Référence contrôlée : Arrêté Ministériel du 03/08/2018, article 13-VI-a)
L’arrêté du 18/12/2023 fixe une valeur limite d’émission de 10 mg/Nm3 pour la somme des métaux, ce qui correspond aux prescriptions de l’arrêté ministériel du 03/08/2018 modifié. Il n’y a donc pas lieu de modifier la valeur limite prescrite par voie d’arrêté préfectoral complémentaire.
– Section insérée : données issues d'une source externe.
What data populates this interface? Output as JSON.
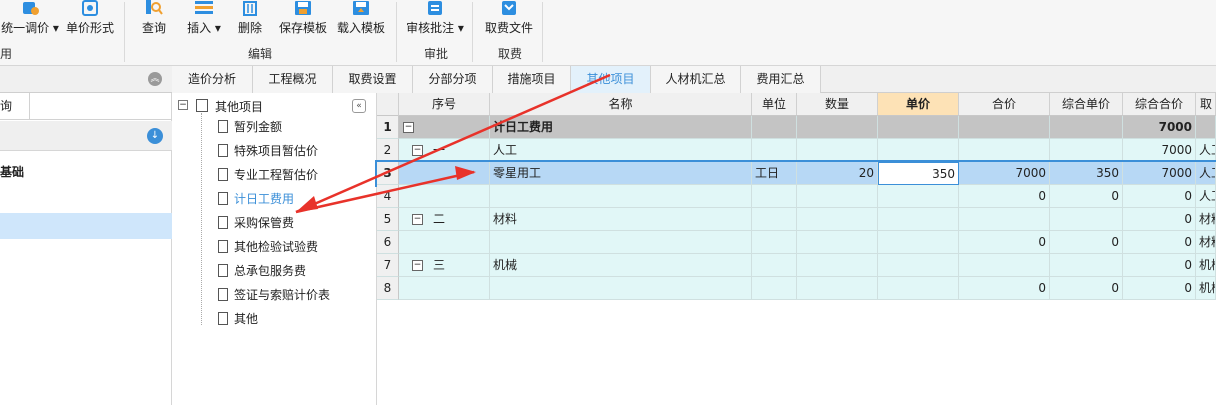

Référence contrôlée : Arrêté Ministériel du 03/08/2018, article 23
Dans l’arrêté du 18/12/2023 réglementant les installations de cogénération sont précisées les fréquences de surveillance des paramètres, fixées en cohérence avec l'arrêté ministériel du 03/08/2018 modifié. Celles-ci sont les suivantes : - en continu + mesure annuelle pour les NOx, les SOx et le CO ; - semestrielle pour les poussières ; - annuelle pour les COVNM, les HAP et les métaux. Comme vu précédemment, chaque mois, l’exploitant transmet à l’Inspection de l’Environnement un relevé bilan mensuel pour les paramètres NOx, CO, SOx et O2. En termes de surveillance sur le terrain, la baie dont il est fait état au point de contrôle n°2 est instrumentée, alarmée et fonctionne en continu. Les données mesurées sont renvoyées sur la supervision de la salle de contrôle où un opérateur chaufferie est présent en permanence. S’agissant des émissions en NOX, une alarme est programmée à 33 mg/Nm3 à 15 % d’O2. Selon l’exploitant, ce niveau d’alarme a sensiblement 50 % de la valeur limite d’émission a été paramétré de façon historique pour prévenir toute dérive. Dans les bilans mensuels transmis à l’Inspection, les phases OTNOC n’apparaissent pas car les valeurs transmises correspondent aux moyennes journalières. L’exploitant suit également les durée de torchage.
Aucune suite administrative proposée n'est pas un label : cela veut dire que le dernier rapport que nous avons lu ne propose pas de suites sur les points qu'il a contrôlés — et un contrôle n'est jamais exhaustif, l'inspection le dit elle-même.